In [2]:
# dl-notes | wad

In [None]:
# -- micrograd from scratch impl.

In [59]:
# setup
import math
import random
from abc import ABC, abstractmethod

In [60]:
# node: holds scalar & gradient
class Node:
    def __init__(self, data, _prev=(), _op=''):
        self.data = data
        self.grad = 0.0
        self._prev = set(_prev)
        self._op = _op
        self._backward = lambda:None

    # addition
    def __add__(self, other):
        other = other if isinstance(other, Node) else Node(other)
        out = Node(self.data + other.data, (self, other), '+')

        def _backward():
            # d p += d child
            self.grad += out.grad
            other.grad += out.grad
        out._backward = _backward # assign func. sign.

        return out

    # multiplication
    def __mul__(self, other):
        other = other if isinstance(other, Node) else Node(other)
        out = Node(self.data * other.data, (self, other), '*')

        def _backward():
            # d p1 += d child * d p2
            self.grad += other.data * out.grad
            other.grad += self.data * out.grad
        out._backward = _backward

        return out

    # power
    def __pow__(self, other):
        assert isinstance(other, (int, float)), "Only supporting int, float powers"
        out = Node(self.data ** other.data, (self,), f'**{other}')

        def _backward():
            # d p += d child * (pw * x**(pw-1))
            self.grad += out.grad * (other * self.data**(other-1))
        out._backward = _backward

        return out

    # activation: ReLU
    def relu(self):
        out = Node(0 if self.data < 0 else self.data, (self,), 'ReLU')

        def _backward():
            # d x = 0(if out = 0), out.grad(if out != 0)
            self.grad += (out.data>0) * out.grad
        out._backward = _backward

        return out

    # main backprop
    def backward(self):
        topo = [] # topology (ordered)
        visited = set()
        def build_topo(v):
            if v not in visited:
                visited.add(v)
                for child in v._prev:
                    build_topo(child)
                topo.append(v) # add parent node after its children
        build_topo(self)

        self.grad = 1 # init. last parent.grad to 1
        for v in reversed(topo): # start from the end
            v._backward()

In [61]:
# nn module: module/neurone/layer/mlp

In [62]:
# base class
class Module(ABC):
    def zero_grad(self): # reset gradient to zero
        for p in self.params():
            p.grad = 0

    @abstractmethod
    def params(self):
        pass

In [63]:
# neurone
class Neurone(Module):
    def __init__(self, nin, nonlin=True):
        self.w = [Node(random.uniform(-1,1)) for _ in range(nin)]
        self.b = Node(0)
        self.nonlin = nonlin

    def __call__(self, x):
        self.z = sum((wi*xi for wi,xi in zip(self.w, x)), self.b) # {w1x1 + wnxn + b}
        return z.relu() if self.nonlin else z

    def params(self):
        return self.w + [self.b]

    def __repr__(self):
        return f"{'ReLU' if self.nonlin else 'Linear'}Neurone({len(self.w)})" # LinearNeurone(n)

In [64]:
# layer
class Layer(Module):
    def __init__(self, nin, nout, **kwargs):
        self.neurones = [Neurone(nin, **kwargs) for _ in range(nout)]

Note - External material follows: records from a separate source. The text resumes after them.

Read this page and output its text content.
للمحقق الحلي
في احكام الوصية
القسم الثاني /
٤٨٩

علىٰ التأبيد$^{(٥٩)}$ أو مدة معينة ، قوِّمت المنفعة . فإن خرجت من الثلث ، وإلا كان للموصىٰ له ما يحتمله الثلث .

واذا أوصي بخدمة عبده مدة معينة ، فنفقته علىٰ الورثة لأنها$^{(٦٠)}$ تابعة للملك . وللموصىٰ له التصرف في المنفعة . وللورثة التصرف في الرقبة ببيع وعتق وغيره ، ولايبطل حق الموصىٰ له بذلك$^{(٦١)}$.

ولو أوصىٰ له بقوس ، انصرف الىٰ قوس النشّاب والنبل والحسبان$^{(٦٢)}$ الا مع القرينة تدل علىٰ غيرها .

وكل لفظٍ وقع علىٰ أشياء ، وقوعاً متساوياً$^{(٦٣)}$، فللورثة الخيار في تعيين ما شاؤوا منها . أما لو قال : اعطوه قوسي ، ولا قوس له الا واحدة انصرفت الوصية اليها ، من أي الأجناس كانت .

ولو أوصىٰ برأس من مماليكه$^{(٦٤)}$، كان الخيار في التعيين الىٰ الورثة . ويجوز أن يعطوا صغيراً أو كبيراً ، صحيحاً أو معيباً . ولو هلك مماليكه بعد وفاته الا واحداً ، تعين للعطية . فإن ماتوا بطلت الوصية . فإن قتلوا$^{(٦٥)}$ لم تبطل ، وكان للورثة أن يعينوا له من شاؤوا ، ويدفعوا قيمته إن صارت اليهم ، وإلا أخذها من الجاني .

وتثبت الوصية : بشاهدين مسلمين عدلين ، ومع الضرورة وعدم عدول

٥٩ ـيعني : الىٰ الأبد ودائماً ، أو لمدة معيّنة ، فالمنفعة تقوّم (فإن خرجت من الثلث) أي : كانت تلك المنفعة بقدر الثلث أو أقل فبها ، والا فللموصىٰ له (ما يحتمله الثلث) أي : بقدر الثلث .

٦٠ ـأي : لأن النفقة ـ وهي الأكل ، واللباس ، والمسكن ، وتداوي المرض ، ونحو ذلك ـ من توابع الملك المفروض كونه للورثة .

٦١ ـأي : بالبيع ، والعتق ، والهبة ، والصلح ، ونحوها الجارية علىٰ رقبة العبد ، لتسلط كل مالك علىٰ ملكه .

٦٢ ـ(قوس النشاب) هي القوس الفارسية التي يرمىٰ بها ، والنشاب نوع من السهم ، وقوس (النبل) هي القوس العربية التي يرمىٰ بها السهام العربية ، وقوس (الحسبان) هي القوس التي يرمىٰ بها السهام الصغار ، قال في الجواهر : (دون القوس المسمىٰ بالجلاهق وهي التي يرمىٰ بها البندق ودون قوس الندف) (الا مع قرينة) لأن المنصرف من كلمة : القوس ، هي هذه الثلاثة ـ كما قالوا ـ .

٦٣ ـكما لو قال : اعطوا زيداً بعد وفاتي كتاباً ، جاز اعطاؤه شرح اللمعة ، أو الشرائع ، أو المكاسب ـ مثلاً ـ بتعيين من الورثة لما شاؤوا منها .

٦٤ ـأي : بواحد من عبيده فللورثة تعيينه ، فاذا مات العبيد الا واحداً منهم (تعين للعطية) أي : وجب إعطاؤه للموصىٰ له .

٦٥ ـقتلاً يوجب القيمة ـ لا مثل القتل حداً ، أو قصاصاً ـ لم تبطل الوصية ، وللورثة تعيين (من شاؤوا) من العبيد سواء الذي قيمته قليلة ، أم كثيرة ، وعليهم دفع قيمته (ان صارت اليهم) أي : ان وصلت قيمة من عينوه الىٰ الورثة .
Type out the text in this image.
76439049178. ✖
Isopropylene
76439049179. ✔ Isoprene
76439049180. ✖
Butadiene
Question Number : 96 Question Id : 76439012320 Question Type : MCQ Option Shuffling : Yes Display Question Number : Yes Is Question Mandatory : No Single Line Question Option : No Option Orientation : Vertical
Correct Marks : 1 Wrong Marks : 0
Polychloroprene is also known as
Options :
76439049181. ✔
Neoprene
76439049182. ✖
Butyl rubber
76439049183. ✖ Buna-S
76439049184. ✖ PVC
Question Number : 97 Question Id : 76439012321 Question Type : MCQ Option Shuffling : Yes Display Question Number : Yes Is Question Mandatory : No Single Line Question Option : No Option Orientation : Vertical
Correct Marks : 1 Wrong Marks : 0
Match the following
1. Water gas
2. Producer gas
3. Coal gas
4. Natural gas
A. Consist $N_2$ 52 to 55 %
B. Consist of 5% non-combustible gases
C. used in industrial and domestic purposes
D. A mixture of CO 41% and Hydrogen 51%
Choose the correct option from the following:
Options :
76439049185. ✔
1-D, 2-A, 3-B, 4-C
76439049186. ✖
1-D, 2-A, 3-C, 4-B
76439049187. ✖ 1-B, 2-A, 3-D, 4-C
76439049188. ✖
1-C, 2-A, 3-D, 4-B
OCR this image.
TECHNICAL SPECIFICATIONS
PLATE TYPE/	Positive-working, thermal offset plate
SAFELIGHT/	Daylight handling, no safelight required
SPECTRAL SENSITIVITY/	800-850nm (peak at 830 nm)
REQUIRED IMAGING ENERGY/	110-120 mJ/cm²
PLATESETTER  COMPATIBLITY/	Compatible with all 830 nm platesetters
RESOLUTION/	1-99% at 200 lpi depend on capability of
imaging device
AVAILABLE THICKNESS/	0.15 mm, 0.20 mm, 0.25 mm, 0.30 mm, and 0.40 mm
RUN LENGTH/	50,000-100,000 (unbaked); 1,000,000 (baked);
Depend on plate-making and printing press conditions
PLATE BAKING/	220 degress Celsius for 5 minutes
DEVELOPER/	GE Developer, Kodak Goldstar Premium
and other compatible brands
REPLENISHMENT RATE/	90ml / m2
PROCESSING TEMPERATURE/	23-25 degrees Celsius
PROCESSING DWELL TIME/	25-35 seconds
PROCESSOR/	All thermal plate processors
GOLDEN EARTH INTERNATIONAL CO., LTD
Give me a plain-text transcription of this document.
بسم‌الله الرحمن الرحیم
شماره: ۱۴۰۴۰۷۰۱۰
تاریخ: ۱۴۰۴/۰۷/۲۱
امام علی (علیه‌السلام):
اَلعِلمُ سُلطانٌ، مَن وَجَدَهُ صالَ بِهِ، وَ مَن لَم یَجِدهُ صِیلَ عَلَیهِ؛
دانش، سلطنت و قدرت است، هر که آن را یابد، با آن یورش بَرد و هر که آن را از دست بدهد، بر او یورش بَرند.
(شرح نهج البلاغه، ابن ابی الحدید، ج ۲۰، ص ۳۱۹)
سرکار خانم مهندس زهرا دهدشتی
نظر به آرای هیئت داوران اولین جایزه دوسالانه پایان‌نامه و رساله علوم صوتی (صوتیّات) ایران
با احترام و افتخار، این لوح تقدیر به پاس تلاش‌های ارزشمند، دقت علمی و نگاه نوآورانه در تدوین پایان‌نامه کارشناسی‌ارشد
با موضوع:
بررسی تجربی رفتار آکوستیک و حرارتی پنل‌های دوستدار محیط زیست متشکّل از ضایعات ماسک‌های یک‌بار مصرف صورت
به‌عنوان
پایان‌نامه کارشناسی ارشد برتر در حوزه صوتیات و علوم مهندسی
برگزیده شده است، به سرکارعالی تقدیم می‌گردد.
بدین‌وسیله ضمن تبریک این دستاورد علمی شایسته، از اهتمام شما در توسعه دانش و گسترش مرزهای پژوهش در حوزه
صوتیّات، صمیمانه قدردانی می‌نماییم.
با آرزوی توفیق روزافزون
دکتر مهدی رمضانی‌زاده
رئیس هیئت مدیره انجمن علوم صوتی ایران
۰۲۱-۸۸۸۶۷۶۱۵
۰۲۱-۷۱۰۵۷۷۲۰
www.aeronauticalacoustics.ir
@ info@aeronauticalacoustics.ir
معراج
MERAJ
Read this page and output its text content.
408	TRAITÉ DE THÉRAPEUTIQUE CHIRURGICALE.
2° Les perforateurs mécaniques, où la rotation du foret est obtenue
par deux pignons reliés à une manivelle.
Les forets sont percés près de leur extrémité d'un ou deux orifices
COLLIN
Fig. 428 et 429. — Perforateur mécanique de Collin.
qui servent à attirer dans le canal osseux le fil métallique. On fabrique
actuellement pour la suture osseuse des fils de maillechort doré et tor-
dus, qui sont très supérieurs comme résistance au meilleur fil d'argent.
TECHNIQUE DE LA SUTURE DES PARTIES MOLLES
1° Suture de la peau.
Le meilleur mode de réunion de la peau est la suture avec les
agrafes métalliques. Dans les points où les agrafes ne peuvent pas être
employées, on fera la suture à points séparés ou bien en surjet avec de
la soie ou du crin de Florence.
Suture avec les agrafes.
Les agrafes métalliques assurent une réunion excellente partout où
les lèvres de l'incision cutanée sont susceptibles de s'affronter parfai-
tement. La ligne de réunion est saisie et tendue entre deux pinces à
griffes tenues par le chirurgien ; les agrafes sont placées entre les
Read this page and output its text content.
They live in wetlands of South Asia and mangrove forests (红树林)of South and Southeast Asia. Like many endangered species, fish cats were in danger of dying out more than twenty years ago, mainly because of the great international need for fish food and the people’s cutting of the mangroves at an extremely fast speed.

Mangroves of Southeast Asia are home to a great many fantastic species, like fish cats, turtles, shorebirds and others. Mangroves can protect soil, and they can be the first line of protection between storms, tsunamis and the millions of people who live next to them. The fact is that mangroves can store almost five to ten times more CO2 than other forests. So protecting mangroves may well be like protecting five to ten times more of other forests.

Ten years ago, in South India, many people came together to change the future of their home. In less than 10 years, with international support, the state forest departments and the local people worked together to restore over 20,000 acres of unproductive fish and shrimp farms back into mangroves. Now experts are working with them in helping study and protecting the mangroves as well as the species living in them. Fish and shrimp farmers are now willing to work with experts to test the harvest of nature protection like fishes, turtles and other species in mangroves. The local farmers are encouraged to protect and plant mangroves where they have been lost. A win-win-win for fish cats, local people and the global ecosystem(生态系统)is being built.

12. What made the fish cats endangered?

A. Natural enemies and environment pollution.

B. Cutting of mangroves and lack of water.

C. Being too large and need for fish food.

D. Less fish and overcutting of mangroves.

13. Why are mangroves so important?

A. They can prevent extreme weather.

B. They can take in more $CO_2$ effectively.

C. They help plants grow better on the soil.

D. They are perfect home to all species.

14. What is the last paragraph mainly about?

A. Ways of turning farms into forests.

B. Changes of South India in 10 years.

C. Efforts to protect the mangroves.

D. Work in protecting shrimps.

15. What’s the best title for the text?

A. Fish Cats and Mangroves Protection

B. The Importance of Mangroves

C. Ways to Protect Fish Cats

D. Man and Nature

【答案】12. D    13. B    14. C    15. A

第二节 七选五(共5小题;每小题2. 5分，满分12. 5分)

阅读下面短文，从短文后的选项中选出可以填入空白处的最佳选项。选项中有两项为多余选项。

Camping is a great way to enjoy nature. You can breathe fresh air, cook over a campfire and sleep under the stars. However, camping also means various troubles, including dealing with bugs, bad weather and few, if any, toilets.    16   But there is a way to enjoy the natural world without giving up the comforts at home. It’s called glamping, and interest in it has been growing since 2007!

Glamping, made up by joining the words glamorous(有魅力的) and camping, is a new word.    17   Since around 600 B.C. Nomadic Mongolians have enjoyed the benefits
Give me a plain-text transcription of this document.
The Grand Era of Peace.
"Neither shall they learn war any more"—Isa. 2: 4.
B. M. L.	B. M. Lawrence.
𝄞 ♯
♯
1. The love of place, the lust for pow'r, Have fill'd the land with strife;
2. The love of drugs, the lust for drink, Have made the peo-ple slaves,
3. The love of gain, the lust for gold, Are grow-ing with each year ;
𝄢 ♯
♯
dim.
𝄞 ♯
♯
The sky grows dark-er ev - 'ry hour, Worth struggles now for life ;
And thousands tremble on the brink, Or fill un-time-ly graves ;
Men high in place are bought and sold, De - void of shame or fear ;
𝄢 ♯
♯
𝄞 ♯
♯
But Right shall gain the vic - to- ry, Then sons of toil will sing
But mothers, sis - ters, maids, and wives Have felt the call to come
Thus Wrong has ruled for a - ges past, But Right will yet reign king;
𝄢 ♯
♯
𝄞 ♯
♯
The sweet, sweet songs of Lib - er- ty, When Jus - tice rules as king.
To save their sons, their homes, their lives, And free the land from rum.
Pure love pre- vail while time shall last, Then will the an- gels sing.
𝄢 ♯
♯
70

    def __call__(self, x):
        out = [n(x) for n in self.neurones]
        return out[0] if len(out)==1 else out

    def params(self):
        return [p for n in self.neurones for p in n.params()] # single list of params

    def __repr__(self):
        return f"Layer of [{', '.join(str(n) for n in self.neurones)}]"

In [69]:
# mlp
class MLP(Module):
    def __init__(self, nin, nouts):
        ls = [nin] + nouts # all layers: nin(in-layer), nouts(outs of every layer)
        self.layers = [Layer(ls[i], ls[i+1], nonlin=i!=len(nouts)-1) for i in range(len(nouts))] # nonlin=True except last layer

    def __call__(self, x):
        for layer in self.layers:
            x = layer(x)
        return x

    def params(self):
        return [p for l in self.layers for p in l.params()]

    def __repr__(self):
        sep = ",\n\t" # seperator
        return f"MLP of [\n\t{sep.join(str(l) for l in self.layers)}\n]"

In [71]:
mlp = MLP(2, [3,3,1])
print(mlp)

MLP of [
	Layer of [ReLUNeurone(2), ReLUNeurone(2), ReLUNeurone(2)],
	Layer of [ReLUNeurone(3), ReLUNeurone(3), ReLUNeurone(3)],
	Layer of [LinearNeurone(3)]
]